Saltar a contenido

Catalog Schema

🚀 Unity Catalog Setup from Scratch (Azure + Databricks)

Using UC Connector as Managed Identity

🔹 Part 1: Azure Setup

1. Create a Storage Account

In Azure Portal, search Storage Accounts → Create.

Important settings:

Performance: Standard Redundancy: LRS (for testing) Enable Hierarchical Namespace (HNS) ✅ (must be ON for Unity Catalog). Create a container inside it (e.g. uc-data).

2. Assign Permissions to UC Managed Identity

In Azure Portal → Storage Account → Access Control (IAM) → Add Role Assignment. Assign these roles to the UC Managed Identity (the connector): - Storage Blob Data Owner (read/write access). - Storage Blob Delegator (needed for ABFS driver).

Scope: Storage Account level (recommended).

👉 Tip: You can find the UC managed identity name in Databricks → Admin Console → Identity Federation.

🔹 Part 2: Databricks Setup (UI + SQL)

3. Verify Metastore

Go to Databricks Admin Console → Unity Catalog → Metastores.

If you don’t have one, click Create Metastore. Region = same as Storage Account. Assign this metastore to your workspace.

👉 Do not skip this. Unity Catalog won’t work without a metastore.

4. Create Storage Credential (UI or SQL)

This ties the Azure Managed Identity to Unity Catalog.

UI: Go to Catalog → Storage Credentials → Create. Select Azure Managed Identity. Enter a name (e.g., uc-cred). Paste the UC Connector Managed Identity ID.

CREATE STORAGE CREDENTIAL uc_cred
WITH AZURE_MANAGED_IDENTITY 'your-managed-identity-client-id'
COMMENT 'UC Connector credential for ADLS';

5. Register an External Location

This points Unity Catalog to your ADLS container/folder.

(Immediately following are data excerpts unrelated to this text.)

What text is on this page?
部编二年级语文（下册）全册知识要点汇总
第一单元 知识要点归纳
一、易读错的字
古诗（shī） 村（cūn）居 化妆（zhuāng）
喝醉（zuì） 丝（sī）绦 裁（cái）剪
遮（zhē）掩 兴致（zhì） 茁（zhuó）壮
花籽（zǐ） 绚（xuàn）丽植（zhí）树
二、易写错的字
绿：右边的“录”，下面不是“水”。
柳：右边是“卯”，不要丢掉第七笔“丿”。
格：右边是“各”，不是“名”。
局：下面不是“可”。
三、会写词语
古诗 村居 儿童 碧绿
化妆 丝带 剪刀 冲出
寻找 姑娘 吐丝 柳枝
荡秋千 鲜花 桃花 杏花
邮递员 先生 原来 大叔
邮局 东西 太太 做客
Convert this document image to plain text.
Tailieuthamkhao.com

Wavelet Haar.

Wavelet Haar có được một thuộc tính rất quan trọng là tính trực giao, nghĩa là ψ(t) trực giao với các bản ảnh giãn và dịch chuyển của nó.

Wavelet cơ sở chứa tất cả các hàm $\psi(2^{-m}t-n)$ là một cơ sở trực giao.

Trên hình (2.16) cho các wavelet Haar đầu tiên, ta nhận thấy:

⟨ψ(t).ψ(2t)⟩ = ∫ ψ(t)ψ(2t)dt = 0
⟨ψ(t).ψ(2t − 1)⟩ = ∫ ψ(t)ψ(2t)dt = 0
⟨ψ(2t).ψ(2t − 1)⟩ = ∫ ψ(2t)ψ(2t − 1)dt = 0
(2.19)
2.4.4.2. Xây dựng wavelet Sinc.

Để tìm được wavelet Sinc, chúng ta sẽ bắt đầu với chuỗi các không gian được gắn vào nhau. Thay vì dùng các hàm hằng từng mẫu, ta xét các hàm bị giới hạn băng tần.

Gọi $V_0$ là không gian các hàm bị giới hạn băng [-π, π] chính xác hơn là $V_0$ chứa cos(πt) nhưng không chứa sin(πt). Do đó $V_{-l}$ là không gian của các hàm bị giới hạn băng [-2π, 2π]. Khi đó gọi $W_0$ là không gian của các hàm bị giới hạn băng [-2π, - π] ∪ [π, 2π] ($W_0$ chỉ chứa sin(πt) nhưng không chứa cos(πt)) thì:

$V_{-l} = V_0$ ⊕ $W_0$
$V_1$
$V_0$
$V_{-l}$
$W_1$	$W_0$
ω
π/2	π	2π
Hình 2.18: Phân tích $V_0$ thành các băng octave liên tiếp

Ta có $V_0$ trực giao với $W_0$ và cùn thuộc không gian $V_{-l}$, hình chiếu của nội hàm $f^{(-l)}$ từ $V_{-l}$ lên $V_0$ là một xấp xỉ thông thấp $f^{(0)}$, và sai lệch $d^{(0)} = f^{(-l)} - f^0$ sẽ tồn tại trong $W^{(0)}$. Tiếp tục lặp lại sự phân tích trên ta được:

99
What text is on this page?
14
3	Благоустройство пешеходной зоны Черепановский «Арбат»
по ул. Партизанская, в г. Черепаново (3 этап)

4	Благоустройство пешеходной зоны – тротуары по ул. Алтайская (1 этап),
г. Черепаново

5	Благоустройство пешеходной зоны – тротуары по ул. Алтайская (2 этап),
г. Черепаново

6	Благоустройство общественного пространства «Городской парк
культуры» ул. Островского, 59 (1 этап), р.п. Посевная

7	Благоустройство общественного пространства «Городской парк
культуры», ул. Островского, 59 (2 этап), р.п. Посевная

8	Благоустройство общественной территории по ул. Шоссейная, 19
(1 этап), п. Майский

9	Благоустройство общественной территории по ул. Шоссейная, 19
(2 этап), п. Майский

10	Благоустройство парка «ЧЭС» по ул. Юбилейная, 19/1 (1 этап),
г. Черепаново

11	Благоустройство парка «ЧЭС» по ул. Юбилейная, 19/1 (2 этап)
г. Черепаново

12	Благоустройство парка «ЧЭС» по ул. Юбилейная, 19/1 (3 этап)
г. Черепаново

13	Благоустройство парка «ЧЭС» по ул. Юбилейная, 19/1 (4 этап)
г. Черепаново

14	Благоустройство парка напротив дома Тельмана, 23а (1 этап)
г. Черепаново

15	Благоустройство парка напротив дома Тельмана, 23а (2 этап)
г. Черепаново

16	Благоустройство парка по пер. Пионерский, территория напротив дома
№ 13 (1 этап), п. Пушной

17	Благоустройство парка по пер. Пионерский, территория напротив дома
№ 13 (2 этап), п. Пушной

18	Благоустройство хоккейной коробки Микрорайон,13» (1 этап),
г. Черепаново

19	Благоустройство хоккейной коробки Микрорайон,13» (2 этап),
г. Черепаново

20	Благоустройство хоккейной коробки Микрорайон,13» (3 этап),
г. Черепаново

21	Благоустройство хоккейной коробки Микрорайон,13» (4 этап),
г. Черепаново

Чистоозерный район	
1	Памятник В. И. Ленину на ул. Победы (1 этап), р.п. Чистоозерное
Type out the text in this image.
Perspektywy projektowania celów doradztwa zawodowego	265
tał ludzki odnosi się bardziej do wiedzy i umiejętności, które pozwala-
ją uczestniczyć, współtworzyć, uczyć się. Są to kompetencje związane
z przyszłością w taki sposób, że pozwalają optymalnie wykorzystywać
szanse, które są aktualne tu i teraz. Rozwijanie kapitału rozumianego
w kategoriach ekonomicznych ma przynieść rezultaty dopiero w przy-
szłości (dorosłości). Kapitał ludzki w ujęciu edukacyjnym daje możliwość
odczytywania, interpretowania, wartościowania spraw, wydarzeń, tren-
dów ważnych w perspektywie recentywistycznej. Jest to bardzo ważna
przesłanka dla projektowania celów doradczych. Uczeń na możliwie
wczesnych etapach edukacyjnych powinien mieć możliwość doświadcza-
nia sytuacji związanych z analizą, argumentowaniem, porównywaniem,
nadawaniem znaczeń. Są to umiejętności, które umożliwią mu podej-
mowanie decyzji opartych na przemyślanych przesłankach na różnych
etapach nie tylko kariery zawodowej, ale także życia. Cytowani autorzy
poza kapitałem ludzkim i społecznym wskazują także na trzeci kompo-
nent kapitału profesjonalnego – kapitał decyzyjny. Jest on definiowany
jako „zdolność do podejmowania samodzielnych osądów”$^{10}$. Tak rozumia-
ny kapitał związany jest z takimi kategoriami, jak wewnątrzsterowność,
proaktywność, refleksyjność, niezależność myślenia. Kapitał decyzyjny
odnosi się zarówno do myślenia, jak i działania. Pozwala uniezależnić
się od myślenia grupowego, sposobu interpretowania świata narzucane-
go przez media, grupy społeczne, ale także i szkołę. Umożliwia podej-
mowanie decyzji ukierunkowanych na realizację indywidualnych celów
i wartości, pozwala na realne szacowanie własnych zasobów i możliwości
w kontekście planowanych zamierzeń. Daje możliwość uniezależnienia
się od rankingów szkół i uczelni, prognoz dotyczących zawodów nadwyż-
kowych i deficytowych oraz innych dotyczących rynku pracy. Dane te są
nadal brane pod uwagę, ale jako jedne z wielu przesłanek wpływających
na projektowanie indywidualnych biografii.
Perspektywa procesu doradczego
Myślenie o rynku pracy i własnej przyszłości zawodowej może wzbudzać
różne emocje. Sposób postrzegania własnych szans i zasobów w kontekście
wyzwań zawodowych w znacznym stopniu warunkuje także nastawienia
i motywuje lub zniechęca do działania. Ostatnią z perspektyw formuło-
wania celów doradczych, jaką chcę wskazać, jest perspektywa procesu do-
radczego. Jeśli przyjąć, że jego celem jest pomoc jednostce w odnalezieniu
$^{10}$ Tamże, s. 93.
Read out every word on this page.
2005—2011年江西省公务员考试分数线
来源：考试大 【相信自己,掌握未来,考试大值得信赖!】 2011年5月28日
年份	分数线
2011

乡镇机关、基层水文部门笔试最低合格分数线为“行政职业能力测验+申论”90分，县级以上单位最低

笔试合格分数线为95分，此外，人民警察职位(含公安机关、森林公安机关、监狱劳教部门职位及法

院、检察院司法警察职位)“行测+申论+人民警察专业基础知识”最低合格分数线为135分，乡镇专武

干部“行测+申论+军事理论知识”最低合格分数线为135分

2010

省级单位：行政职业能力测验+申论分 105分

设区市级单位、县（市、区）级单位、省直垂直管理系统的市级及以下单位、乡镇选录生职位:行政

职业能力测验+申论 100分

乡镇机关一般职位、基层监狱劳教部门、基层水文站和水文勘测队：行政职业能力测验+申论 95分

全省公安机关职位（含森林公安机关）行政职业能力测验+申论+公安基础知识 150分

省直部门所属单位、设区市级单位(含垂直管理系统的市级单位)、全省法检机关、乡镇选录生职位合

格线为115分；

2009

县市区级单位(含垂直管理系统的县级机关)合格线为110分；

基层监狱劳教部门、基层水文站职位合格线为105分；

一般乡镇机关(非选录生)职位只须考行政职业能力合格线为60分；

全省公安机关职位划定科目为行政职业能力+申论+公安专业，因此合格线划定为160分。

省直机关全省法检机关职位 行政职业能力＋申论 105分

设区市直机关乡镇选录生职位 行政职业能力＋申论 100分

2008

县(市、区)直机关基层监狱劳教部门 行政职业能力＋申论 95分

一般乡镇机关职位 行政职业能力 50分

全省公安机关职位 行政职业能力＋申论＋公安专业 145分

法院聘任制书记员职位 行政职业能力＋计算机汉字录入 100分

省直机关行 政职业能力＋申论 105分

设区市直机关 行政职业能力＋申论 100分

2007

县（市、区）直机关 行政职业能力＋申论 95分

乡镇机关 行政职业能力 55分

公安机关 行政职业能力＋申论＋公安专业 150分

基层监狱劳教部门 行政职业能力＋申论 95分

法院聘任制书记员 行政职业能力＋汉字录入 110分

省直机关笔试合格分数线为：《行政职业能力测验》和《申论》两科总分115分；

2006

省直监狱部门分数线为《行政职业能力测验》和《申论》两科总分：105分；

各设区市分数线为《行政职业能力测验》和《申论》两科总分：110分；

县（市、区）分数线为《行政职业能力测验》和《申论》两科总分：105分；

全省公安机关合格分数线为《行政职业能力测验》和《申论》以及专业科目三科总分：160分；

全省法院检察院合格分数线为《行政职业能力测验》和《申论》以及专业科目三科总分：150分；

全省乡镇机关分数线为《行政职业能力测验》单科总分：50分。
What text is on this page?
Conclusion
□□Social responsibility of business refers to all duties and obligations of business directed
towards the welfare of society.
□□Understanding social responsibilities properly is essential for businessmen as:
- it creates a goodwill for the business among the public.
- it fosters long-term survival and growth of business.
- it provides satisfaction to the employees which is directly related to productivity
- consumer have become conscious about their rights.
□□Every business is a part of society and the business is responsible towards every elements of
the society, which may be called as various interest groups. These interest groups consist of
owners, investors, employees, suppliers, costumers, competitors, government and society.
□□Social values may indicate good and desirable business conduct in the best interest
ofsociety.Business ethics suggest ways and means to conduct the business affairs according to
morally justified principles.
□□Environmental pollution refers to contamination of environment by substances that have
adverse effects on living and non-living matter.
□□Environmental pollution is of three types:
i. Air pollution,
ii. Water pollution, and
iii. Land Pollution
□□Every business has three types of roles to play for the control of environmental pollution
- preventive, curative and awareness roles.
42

UI: Go to Catalog → External Locations → Create. Name: ext_loc_dev Path: abfss://uc-data@.dfs.core.windows.net/ Storage credential: uc-cred (Storage Credential is at Storage Account level so for one cred is enough)

CREATE EXTERNAL LOCATION ext_loc_dev
URL 'abfss://uc-data@<storageaccount>.dfs.core.windows.net/'
WITH (STORAGE CREDENTIAL uc_cred)
COMMENT 'External location for dev data';

6. Create Catalog

Decide whether it will use:

Metastore root storage (if defined), OR Catalog-level managed location (recommended).

UI:

Go to Catalog Explorer → Create Catalog. Name: dev Managed Location:

abfss://uc-data@<storageaccount>.dfs.core.windows.net/dev
Storage credential: uc-cred.

SQL equivalent:

CREATE CATALOG dev
MANAGED LOCATION 'abfss://uc-data@<storageaccount>.dfs.core.windows.net/dev';

image

7. Create Schema

Schemas can also have their own managed locations (if needed).

CREATE SCHEMA dev.bronze
MANAGED LOCATION 'abfss://uc-data@<storageaccount>.dfs.core.windows.net/dev/bronze';

9. Grant Permissions

For yourself or a group (like account users):

-- Catalog usage
GRANT USAGE ON CATALOG dev TO `account users`;

-- Schema usage
GRANT USAGE ON SCHEMA dev.bronze TO `account users`;

-- External location permissions
GRANT READ FILES, WRITE FILES ON EXTERNAL LOCATION ext_loc_dev TO `account users`;

-- Table level
GRANT SELECT, MODIFY ON TABLE dev.bronze.trades TO `account users`;

10. Create Tables at Different Levels

CREATE SCHEMA dev.bronze
COMMENT 'This is schema in dev catalog without external location'

This gets created in metastore level container because its managed and we havent specified external location at catalog level.

-- CREATE A TABLE UNDER ALL THREE SCHEMA
CREATE TABLE IF NOT EXISTS dev.bronze.raw_sales (
  id INT,
  name STRING,
  invoice_no INT,
  price double
);

INSERT INTO dev_ext.bronze.raw_sales VALUES (1,'Cookies',1,200.50);

This gets created in catalog level container because the catalog associated to the schema is external.

-- CREATE A TABLE UNDER ALL THREE SCHEMA
CREATE TABLE IF NOT EXISTS dev_ext.bronze.raw_sales (
  id INT,
  name STRING,
  invoice_no INT,
  price double
);

INSERT INTO dev_ext.bronze.raw_sales VALUES (1,'Cookies',1,200.50);

Creating schema in external location.

CREATE EXTERNAL LOCATION 'ext_schema'
MANAGED LOCATION 'https://adbvedanthnew.databricks.net/adb/schema/bronze_ext'

This gets created in schema level since we specified external location at schema level.

-- CREATE A TABLE UNDER ALL THREE SCHEMA
CREATE TABLE IF NOT EXISTS dev_ext.bronze_ext.raw_sales (
  id INT,
  name STRING,
  invoice_no INT,
  price double
);

INSERT INTO dev_ext.bronze_Ext.raw_sales VALUES (1,'Cookies',1,200.50);

image

Where data is stored?

  1. Stored in metastore root location

image

image

  1. Store in Catalog Level Ext Location
DESC EXTENDED DEV_EXT.BRONZE.RAW_SALE;

image

  1. Store in Schema Level External Location
DESC EXTENDED DEV_EXT.BRONZE_EXT.RAW_SALE

image